|Full Name||Steven Nelson Feuerstein|
|Born||May 8, 1955|
|Died||June 16, 2017|
|First Role||American Raspberry (1977)|
Stephen Furst was an American actor, director, singer, voice artist, and comedian.
Furst was born in Norfolk, Virginia. He is a graduate of Virginia Commonwealth University with a degree in Theater Arts. Before he became an actor, he delivered pizzas in Hollywood. Later on, he started putting his picture and resume inside the pizza boxes and was soon discovered by Matty Simmons who cast him in National Lampoon's Animal House.
In 1972, Furst's father died from diabetes complications. Years later, Furst was diagnosed with Type II Diabetes. After almost needing to have his left foot amputated due to diabetes complications in 1996, Furst lost nearly eighty pounds in the time between the third and fourth seasons of Babylon 5. When filming started for the fourth season, the show's producers found that all of the costumes were now too large for him. His weight loss is easily visible in the later seasons of Babylon 5, although it was not explained within the context of the Vir Cotto character.

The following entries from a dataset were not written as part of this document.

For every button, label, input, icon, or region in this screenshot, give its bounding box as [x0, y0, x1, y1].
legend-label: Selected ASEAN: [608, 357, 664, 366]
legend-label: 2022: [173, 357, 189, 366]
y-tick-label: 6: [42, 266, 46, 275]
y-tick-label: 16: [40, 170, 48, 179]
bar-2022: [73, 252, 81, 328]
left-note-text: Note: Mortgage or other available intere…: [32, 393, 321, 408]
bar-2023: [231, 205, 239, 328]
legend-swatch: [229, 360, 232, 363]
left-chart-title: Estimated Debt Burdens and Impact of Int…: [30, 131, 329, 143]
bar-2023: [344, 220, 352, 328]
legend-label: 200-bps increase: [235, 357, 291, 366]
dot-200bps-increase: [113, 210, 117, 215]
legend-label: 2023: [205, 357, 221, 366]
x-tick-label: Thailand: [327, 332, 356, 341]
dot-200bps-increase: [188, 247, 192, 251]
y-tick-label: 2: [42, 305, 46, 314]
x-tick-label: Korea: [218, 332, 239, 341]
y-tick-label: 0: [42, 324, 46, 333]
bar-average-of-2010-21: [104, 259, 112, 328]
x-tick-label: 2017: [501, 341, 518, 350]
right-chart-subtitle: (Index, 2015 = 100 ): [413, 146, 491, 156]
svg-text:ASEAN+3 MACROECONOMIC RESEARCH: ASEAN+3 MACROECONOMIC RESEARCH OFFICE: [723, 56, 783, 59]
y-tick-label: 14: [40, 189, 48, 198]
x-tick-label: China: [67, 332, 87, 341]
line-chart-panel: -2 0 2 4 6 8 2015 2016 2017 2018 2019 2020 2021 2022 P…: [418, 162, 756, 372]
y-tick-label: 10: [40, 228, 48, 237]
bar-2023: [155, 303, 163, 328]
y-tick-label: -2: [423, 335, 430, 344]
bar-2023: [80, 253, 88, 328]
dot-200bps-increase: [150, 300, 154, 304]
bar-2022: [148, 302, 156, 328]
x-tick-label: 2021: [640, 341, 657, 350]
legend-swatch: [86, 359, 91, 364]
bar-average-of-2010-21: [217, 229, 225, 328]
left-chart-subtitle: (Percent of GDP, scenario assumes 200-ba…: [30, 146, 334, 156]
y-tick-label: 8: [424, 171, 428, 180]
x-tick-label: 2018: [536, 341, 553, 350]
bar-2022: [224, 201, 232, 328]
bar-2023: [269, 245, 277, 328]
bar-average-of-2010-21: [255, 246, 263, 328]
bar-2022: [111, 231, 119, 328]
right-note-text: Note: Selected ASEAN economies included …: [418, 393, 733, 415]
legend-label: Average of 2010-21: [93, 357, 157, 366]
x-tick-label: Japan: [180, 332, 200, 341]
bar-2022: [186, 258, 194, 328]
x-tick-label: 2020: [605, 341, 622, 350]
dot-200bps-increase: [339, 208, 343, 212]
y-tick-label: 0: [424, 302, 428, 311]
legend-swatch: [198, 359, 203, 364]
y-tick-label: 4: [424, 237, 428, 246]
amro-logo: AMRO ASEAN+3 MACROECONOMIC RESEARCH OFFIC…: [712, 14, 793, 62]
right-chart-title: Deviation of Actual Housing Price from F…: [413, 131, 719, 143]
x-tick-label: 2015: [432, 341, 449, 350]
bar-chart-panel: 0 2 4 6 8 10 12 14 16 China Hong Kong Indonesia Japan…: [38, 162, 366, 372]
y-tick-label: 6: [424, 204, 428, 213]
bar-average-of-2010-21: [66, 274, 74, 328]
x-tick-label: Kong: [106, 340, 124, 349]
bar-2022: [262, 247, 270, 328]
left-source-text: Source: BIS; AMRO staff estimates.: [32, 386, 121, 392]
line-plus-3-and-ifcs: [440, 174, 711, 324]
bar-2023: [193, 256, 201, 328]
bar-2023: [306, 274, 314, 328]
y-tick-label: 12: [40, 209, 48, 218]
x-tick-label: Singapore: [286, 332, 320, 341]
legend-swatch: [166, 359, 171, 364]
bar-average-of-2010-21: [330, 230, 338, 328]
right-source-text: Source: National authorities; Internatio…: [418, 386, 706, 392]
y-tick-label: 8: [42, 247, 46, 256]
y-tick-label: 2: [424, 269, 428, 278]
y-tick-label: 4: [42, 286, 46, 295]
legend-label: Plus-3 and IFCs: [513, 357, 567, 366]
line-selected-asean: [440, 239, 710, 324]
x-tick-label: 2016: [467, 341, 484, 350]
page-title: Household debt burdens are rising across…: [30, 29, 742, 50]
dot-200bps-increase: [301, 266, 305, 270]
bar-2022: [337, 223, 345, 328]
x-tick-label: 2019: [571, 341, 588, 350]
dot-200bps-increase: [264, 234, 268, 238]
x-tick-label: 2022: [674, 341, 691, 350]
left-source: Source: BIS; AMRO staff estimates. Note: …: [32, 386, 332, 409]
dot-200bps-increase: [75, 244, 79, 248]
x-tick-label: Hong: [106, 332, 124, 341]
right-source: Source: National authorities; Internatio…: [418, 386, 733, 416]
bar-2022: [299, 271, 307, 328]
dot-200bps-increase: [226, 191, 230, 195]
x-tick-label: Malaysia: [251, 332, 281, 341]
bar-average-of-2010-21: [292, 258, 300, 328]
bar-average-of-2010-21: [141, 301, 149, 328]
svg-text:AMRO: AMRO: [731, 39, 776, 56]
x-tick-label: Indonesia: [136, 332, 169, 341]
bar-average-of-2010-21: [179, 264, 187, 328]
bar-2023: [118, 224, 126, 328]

He wrote the book Confessions of a Couch Potato about his weight loss and diabetes, and co-wrote and directed a video called Diabetes for Guys, an attempt to educate about diabetes management through humor.
Furst has directed many independent and / or low-budget films, including the low-budget movie Title to Murder and the direct-to-video children's film Baby Huey's Great Easter Adventure. He also directed three low-budget movies for the Sci Fi Channel. Dragon Storm in 2004, and Path of Destruction and Basilisk in 2005., the latter two of which he co-starred in.
He married Lorraine Wright, an entertainment lawyer, on June 13, 1976. They have two sons, both in the entertainment business. His older son, Nathan Furst (born in 1978), is a successful television and film composer who has been nominated for numerous awards. His younger son, Griff Furst (born in 1981), is an actor, director and musician.
Since June 2006, Furst has co-hosted the Renal Support Network's webcast KidneyTalk with Lori Hartwell.
On June 16th, 2017, at the age of 63, Furst died from complications due to his battle with diabetes at his home in Moorpark, California.